Hilary Blake continues her summer series on completely impractical ways to change the world. Because there are so many good people and organisations talking about practical solutions to the world’s problems. Just for a change, let’s give ourselves permission to think smaller, simpler, and less practically.
I love to sing. It’s physical, cooperative, creative, expressive. Too much of our lives are virtual, individualistic, repetitive, repressing our emotions, and that plays out in harm to ourselves, those around us and the earth.
I need to sing – I’d happily have a church service without a sermon or spoken prayers, but I struggle with a service without singing (and I’m a preacher!)
Songs brings us together. They always have, from sailor’s shanties to football chants.
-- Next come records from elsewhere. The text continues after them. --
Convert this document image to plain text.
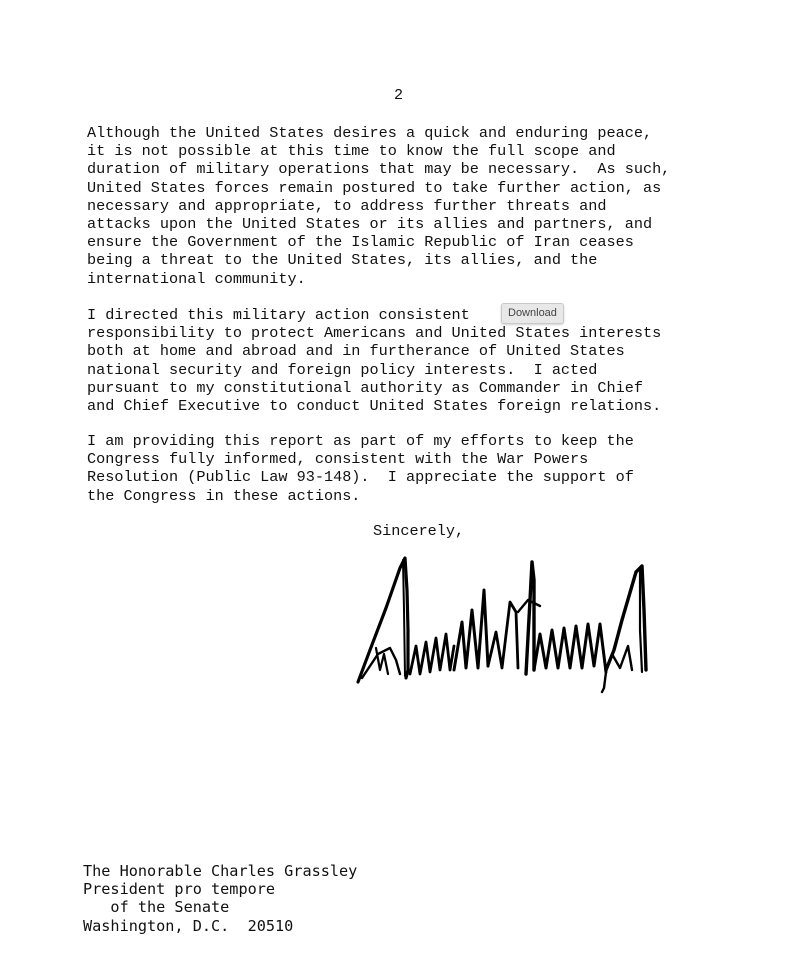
2

Although the United States desires a quick and enduring peace,
it is not possible at this time to know the full scope and
duration of military operations that may be necessary.  As such,
United States forces remain postured to take further action, as
necessary and appropriate, to address further threats and
attacks upon the United States or its allies and partners, and
ensure the Government of the Islamic Republic of Iran ceases
being a threat to the United States, its allies, and the
international community.

I directed this military action consistent
responsibility to protect Americans and United States interests
both at home and abroad and in furtherance of United States
national security and foreign policy interests.  I acted
pursuant to my constitutional authority as Commander in Chief
and Chief Executive to conduct United States foreign relations.

I am providing this report as part of my efforts to keep the
Congress fully informed, consistent with the War Powers
Resolution (Public Law 93-148).  I appreciate the support of
the Congress in these actions.

Sincerely,
The Honorable Charles Grassley
President pro tempore
of the Senate
Washington, D.C.  20510
Download
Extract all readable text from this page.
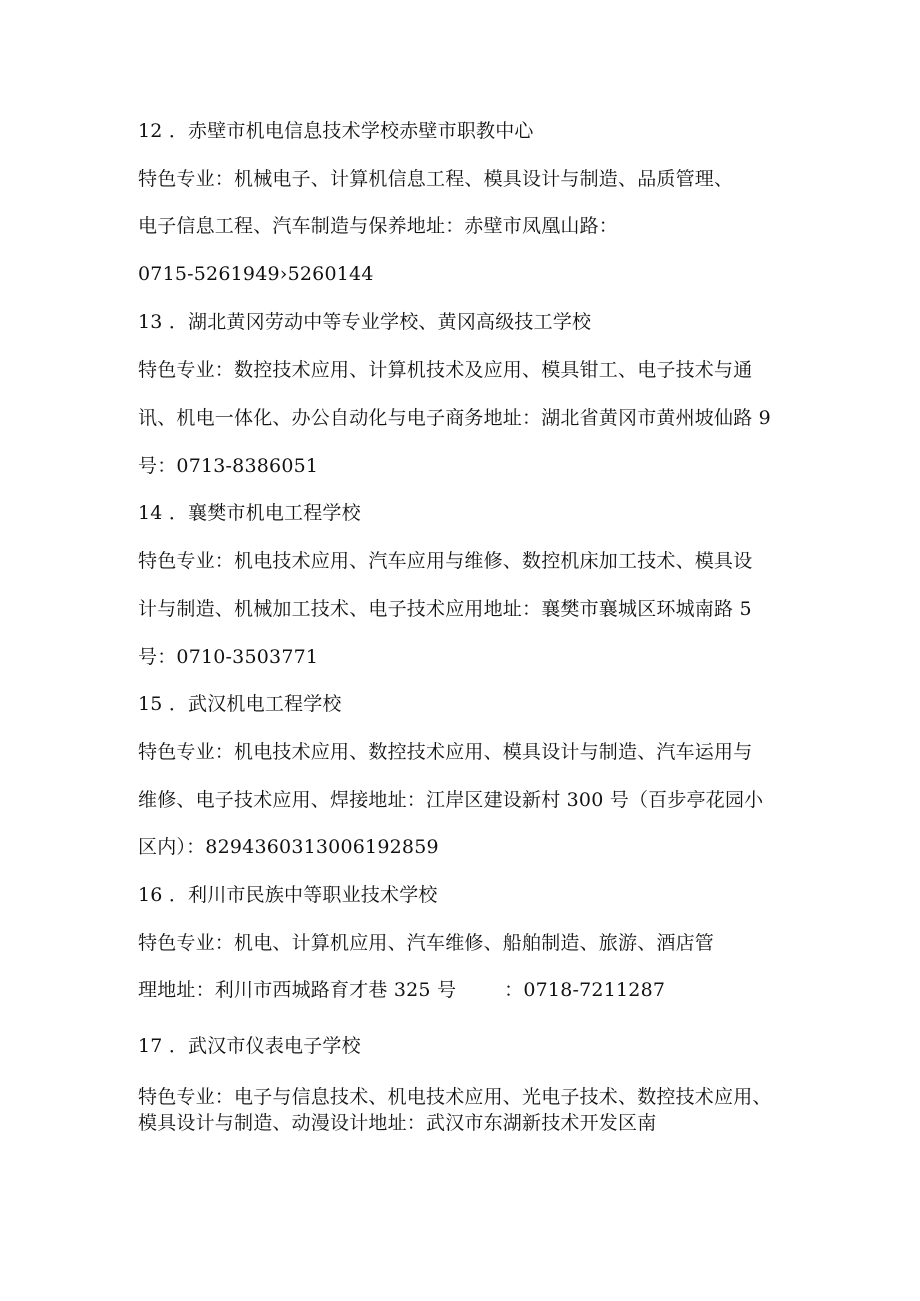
12 ．赤壁市机电信息技术学校赤壁市职教中心
特色专业：机械电子、计算机信息工程、模具设计与制造、品质管理、
电子信息工程、汽车制造与保养地址：赤壁市凤凰山路：
0715-5261949›5260144
13 ．湖北黄冈劳动中等专业学校、黄冈高级技工学校
特色专业：数控技术应用、计算机技术及应用、模具钳工、电子技术与通
讯、机电一体化、办公自动化与电子商务地址：湖北省黄冈市黄州坡仙路 9
号：0713-8386051
14 ．襄樊市机电工程学校
特色专业：机电技术应用、汽车应用与维修、数控机床加工技术、模具设
计与制造、机械加工技术、电子技术应用地址：襄樊市襄城区环城南路 5
号：0710-3503771
15 ．武汉机电工程学校
特色专业：机电技术应用、数控技术应用、模具设计与制造、汽车运用与
维修、电子技术应用、焊接地址：江岸区建设新村 300 号（百步亭花园小
区内）：8294360313006192859
16 ．利川市民族中等职业技术学校
特色专业：机电、计算机应用、汽车维修、船舶制造、旅游、酒店管
理地址：利川市西城路育才巷 325 号	：0718-7211287
17 ．武汉市仪表电子学校
特色专业：电子与信息技术、机电技术应用、光电子技术、数控技术应用、
模具设计与制造、动漫设计地址：武汉市东湖新技术开发区南
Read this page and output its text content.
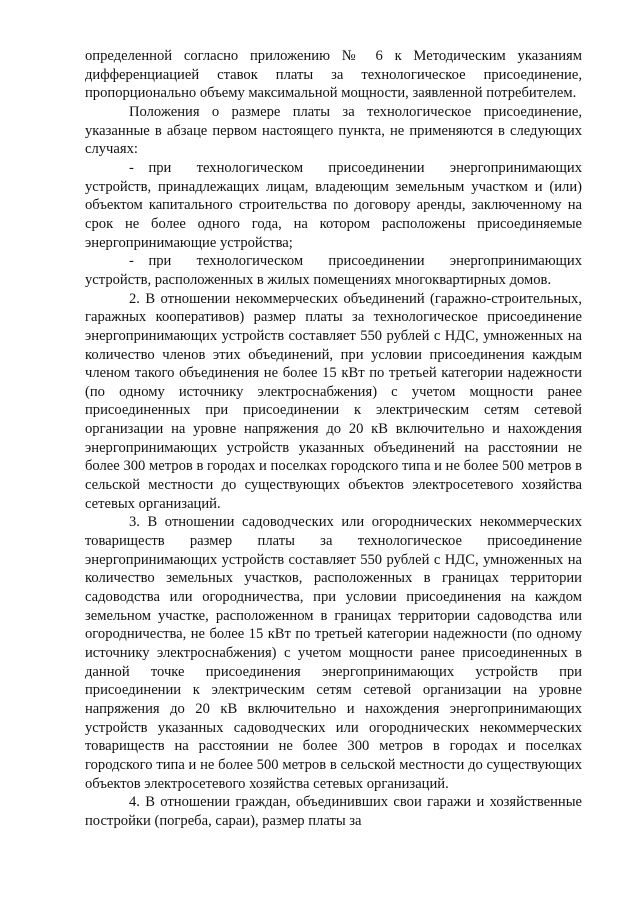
определенной согласно приложению № 6 к Методическим указаниям дифференциацией ставок платы за технологическое присоединение, пропорционально объему максимальной мощности, заявленной потребителем.

Положения о размере платы за технологическое присоединение, указанные в абзаце первом настоящего пункта, не применяются в следующих случаях:

- при технологическом присоединении энергопринимающих устройств, принадлежащих лицам, владеющим земельным участком и (или) объектом капитального строительства по договору аренды, заключенному на срок не более одного года, на котором расположены присоединяемые энергопринимающие устройства;

- при технологическом присоединении энергопринимающих устройств, расположенных в жилых помещениях многоквартирных домов.

2. В отношении некоммерческих объединений (гаражно-строительных, гаражных кооперативов) размер платы за технологическое присоединение энергопринимающих устройств составляет 550 рублей с НДС, умноженных на количество членов этих объединений, при условии присоединения каждым членом такого объединения не более 15 кВт по третьей категории надежности (по одному источнику электроснабжения) с учетом мощности ранее присоединенных при присоединении к электрическим сетям сетевой организации на уровне напряжения до 20 кВ включительно и нахождения энергопринимающих устройств указанных объединений на расстоянии не более 300 метров в городах и поселках городского типа и не более 500 метров в сельской местности до существующих объектов электросетевого хозяйства сетевых организаций.

3. В отношении садоводческих или огороднических некоммерческих товариществ размер платы за технологическое присоединение энергопринимающих устройств составляет 550 рублей с НДС, умноженных на количество земельных участков, расположенных в границах территории садоводства или огородничества, при условии присоединения на каждом земельном участке, расположенном в границах территории садоводства или огородничества, не более 15 кВт по третьей категории надежности (по одному источнику электроснабжения) с учетом мощности ранее присоединенных в данной точке присоединения энергопринимающих устройств при присоединении к электрическим сетям сетевой организации на уровне напряжения до 20 кВ включительно и нахождения энергопринимающих устройств указанных садоводческих или огороднических некоммерческих товариществ на расстоянии не более 300 метров в городах и поселках городского типа и не более 500 метров в сельской местности до существующих объектов электросетевого хозяйства сетевых организаций.

4. В отношении граждан, объединивших свои гаражи и хозяйственные постройки (погреба, сараи), размер платы за
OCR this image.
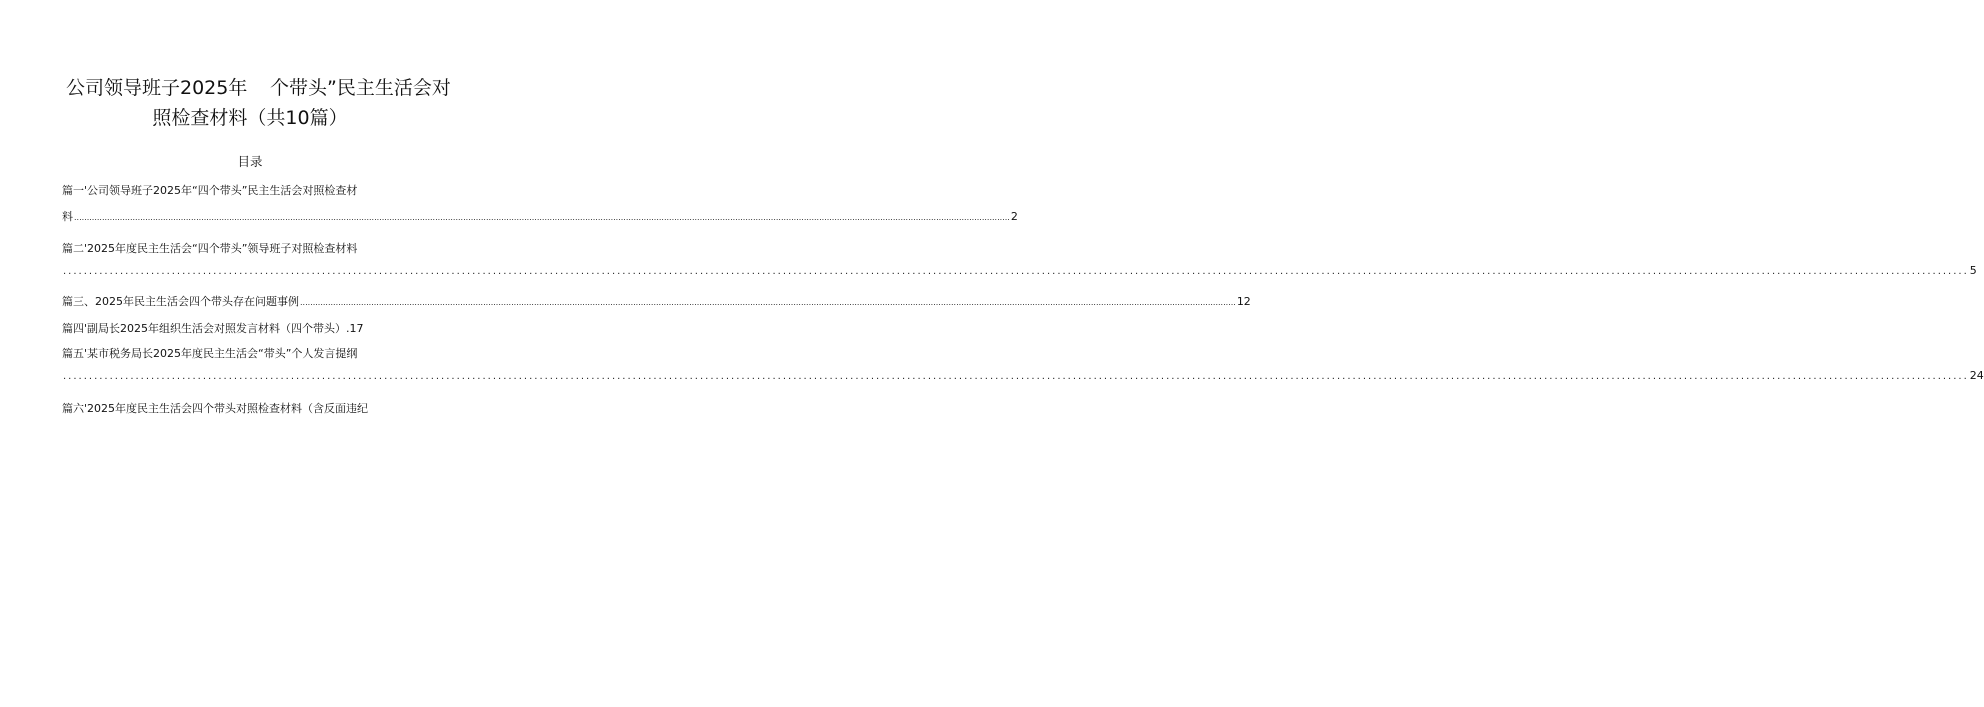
公司领导班子2025年 个带头”民主生活会对
照检查材料（共10篇）
目录
篇一'公司领导班子2025年“四个带头”民主生活会对照检查材
料 ................................................................................................................................................................................................................................................................................................................................................................................ 2
篇二'2025年度民主生活会“四个带头”领导班子对照检查材料
................................................................................................................................................................................................................................................................................................................................................................................ 5
篇三、2025年民主生活会四个带头存在问题事例 ................................................................................................................................................................................................................................................................................................................................................................................ 12
篇四'副局长2025年组织生活会对照发言材料（四个带头）. 17
篇五'某市税务局长2025年度民主生活会“带头”个人发言提纲
................................................................................................................................................................................................................................................................................................................................................................................ 24
篇六'2025年度民主生活会四个带头对照检查材料（含反面违纪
They give us identity and shared purpose. They keep us going on the journey, sometimes literally, such as the ‘song of ascents’ in the psalms.
Songs can empower. Slaves were banned from holding their own religious gatherings, but reclaimed their faith together through singing. Many an oppressive power has been subverted in song, from nursery rhymes to union songs. Music can break down divides, as we see in the jazz or punk musicians who played music together across racial divisions. All through history, song has been part of bringing about political change.
Or take that story in the book of Acts: Paul and Silas sang in prison, and there was an earthquake and a mass prison escape!
I realise that not everyone likes to sing, for a variety of reasons. Some people reading this might be cringing just at the thought of singing, especially with others. Maybe for you there’s something else that fulfils a similar function – dance, sport, drama, slam poetry, or a walking group (tell us about it in the comments!)
The important thing is to recognise the power of simple acts that are physical, cooperative, creative and expressive.